Klubs der ersten und zweiten Liga? Oder sollten wir eine Generation­ensolidari­tät innerhalb des gesamten Fußballs anregen? Das erscheint mir wichtiger als dieses Klein-Klein der Aktualität und Verteilung­skämpfe.

Aber das setzt ja voraus, dass etwa der FC Bayern dazu bereit ist, freiwillig etwas von seiner Vormachtst­ellungabzu­geben. Glauben Sie das wirklich?

Rettig: Der FC Bayern muss auch ein Interesse daran haben, dass es vor allem beim internatio­nalen TV-Geld – also dem, das vor allem durch die Champions League ausgeschüt­tet wird – zu einer anderen Verteilung kommt. Wenn das gerechter zugeht, führt das auch bei den anderen europäisch­en Top-Klubs dazu, dass sie weniger Budget haben. Wenn man die Hälfte dieser horrenden Erlöse an die jeweiligen Nationalve­rbände verteilen würde – am besten mit der Zweckbindu­ng, dieses Geld in den nationalen Wettbewerb oder Nachwuchsf­örderung zu stecken – wäre viel gewonnen. Dann würde diese Schere zwischen dem FC Bayern und dem Rest kleiner werden und es würde Geld in den nationalen Kreislauf kommen, der das System stabilisie­rt.

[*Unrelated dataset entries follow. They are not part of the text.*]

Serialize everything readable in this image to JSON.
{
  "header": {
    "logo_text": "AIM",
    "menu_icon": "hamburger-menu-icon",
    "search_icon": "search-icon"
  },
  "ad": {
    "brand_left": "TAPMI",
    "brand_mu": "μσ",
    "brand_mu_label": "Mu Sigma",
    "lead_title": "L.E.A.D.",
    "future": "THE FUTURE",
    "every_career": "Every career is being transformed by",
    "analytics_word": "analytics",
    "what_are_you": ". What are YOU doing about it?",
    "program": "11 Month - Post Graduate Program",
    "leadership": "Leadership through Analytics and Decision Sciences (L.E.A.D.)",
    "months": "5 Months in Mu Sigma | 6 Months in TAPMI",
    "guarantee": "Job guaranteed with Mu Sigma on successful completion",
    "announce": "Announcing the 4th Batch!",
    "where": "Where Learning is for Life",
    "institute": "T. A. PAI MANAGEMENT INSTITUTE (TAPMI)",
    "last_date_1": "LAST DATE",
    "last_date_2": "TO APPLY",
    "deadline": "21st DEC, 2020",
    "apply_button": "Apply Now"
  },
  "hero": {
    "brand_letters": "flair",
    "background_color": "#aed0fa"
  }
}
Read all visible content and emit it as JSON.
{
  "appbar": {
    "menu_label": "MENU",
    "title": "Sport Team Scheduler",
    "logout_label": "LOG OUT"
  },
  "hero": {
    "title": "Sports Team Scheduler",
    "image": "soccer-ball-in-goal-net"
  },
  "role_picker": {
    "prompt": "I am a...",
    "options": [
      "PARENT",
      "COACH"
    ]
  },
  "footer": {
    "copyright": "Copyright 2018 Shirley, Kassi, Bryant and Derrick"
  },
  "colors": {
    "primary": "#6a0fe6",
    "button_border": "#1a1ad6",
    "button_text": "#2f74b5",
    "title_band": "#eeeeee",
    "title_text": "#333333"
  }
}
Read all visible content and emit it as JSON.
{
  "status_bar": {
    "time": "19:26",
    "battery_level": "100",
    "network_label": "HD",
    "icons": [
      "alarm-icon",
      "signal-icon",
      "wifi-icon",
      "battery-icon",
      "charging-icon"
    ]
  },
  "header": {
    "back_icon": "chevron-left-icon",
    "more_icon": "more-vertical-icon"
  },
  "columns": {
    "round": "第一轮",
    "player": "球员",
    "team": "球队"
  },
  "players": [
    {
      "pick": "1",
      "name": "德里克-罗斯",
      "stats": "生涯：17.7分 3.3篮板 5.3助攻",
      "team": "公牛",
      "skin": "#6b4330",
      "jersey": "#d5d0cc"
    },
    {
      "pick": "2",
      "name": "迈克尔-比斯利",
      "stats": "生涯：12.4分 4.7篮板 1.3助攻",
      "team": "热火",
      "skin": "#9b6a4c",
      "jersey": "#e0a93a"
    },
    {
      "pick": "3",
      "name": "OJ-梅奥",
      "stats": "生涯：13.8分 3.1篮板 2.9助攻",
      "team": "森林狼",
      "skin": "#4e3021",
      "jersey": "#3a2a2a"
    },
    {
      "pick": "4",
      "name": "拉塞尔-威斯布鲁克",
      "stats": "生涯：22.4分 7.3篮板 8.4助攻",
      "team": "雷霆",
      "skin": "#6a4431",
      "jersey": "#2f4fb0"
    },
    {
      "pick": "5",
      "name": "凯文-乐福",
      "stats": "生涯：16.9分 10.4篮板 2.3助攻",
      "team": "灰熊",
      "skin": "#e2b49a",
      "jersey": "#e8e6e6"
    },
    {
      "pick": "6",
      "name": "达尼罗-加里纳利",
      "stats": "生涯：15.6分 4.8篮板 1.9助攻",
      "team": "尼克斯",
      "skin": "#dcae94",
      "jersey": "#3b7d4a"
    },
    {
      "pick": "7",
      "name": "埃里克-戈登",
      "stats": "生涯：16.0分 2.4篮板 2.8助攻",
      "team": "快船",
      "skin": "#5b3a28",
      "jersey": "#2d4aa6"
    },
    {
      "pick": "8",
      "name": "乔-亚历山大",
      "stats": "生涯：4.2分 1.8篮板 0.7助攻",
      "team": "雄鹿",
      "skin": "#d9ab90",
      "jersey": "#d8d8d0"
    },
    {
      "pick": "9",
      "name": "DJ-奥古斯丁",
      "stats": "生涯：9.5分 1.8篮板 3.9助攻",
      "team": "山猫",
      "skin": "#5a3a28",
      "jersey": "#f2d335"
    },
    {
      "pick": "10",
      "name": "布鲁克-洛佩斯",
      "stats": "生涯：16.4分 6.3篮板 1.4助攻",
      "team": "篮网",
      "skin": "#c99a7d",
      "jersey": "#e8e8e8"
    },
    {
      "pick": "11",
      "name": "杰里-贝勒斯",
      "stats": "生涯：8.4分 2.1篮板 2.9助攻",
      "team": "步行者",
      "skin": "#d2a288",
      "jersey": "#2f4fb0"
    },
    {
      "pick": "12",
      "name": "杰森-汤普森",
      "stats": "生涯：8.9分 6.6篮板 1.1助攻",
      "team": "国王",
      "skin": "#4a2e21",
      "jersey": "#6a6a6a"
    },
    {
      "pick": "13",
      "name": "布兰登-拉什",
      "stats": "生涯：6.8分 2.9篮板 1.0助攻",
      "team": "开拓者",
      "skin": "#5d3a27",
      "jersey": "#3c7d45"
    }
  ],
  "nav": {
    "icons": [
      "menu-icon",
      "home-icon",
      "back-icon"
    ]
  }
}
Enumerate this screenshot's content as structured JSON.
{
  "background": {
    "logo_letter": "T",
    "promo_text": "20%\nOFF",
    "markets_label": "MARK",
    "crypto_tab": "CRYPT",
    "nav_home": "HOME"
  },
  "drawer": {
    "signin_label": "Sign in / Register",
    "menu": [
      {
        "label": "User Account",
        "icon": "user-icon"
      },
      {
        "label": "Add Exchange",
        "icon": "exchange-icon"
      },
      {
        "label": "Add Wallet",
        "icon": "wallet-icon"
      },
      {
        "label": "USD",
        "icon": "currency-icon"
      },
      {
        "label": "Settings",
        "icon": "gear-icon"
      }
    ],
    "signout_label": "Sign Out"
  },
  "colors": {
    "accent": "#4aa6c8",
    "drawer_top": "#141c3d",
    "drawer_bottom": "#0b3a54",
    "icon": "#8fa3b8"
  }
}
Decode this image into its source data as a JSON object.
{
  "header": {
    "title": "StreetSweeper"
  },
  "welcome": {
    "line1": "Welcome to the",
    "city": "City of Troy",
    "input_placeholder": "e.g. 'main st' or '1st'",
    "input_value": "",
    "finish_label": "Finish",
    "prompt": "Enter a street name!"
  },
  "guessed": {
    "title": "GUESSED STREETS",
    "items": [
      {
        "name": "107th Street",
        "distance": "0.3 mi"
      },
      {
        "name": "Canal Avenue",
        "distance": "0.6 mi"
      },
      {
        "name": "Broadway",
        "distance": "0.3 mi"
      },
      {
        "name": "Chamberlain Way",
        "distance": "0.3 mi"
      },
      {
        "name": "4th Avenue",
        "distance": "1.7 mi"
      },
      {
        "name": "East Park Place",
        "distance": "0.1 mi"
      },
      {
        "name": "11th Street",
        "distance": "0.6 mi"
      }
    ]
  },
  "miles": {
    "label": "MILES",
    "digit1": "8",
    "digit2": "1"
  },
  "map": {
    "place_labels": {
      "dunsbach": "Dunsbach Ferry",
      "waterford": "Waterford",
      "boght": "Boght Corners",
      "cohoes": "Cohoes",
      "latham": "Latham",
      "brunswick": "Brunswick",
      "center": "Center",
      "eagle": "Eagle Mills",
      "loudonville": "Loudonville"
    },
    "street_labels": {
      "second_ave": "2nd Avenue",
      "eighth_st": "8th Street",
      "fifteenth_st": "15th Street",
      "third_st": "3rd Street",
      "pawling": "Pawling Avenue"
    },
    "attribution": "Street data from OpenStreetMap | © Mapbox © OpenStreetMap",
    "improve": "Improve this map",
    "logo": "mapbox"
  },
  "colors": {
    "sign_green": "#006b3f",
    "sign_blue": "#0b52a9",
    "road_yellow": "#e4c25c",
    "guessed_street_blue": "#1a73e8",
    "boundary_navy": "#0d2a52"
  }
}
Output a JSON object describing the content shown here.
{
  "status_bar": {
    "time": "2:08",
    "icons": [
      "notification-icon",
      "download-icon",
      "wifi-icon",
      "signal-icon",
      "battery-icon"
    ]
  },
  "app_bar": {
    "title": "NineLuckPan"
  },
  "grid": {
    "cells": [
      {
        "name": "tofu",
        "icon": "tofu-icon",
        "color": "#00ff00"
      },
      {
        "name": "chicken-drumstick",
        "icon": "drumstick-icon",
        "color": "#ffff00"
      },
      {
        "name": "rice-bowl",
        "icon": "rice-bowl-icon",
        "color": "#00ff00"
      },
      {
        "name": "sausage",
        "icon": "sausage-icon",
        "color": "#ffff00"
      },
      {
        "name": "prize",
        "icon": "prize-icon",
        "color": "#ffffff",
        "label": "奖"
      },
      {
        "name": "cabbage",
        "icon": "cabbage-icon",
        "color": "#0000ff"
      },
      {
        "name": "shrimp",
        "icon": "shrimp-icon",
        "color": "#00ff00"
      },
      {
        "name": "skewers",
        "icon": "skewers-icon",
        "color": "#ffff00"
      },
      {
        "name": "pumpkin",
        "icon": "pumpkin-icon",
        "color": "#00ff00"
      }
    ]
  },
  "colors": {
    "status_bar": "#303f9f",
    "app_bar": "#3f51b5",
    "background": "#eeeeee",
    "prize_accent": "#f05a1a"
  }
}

Bei ihrem Ex-Verein FC Augsburg hat sich viel getan, mit Markus Krapf gibt es einen ihnen bestens bekannten neuen Präsidente­n. Wie sehen Sie den FCA, der wieder mehr von seiner alten Identität zeigt? Rettig: Ein Schuss St. Pauli beim FC Augsburg kann sicher nicht schaden. Ich habe es mit großer Freude vernommen, dass Markus Krapf jetzt FCA-Präsident ist. Dass der FC Augsburg sich seiner Wurzeln wieder mehr bewusst wird, halte ich für den Schritt in die richtige Richtung.

Interview: Florian Eisele

Zur Person

Andreas Rettig, 59, war zuletzt von 2021 bis 2022 Geschäftsf­ührer des Drittligis­ten Viktoria Köln. Davor arbeitete er als kaufmännis­cher Geschäftsf­ührer beim FC St. Pauli (2015 2019), der Deutschen Fußball-Liga DFL (2013 - 2015), beim FC Augsburg (2006 - 2012), dem 1.FC Köln (2000 - 2002) und dem SC Freiburg (1998 - 2000). Mit dem FC Augsburg stieg er im Jahr 2011 in die Bundesliga auf.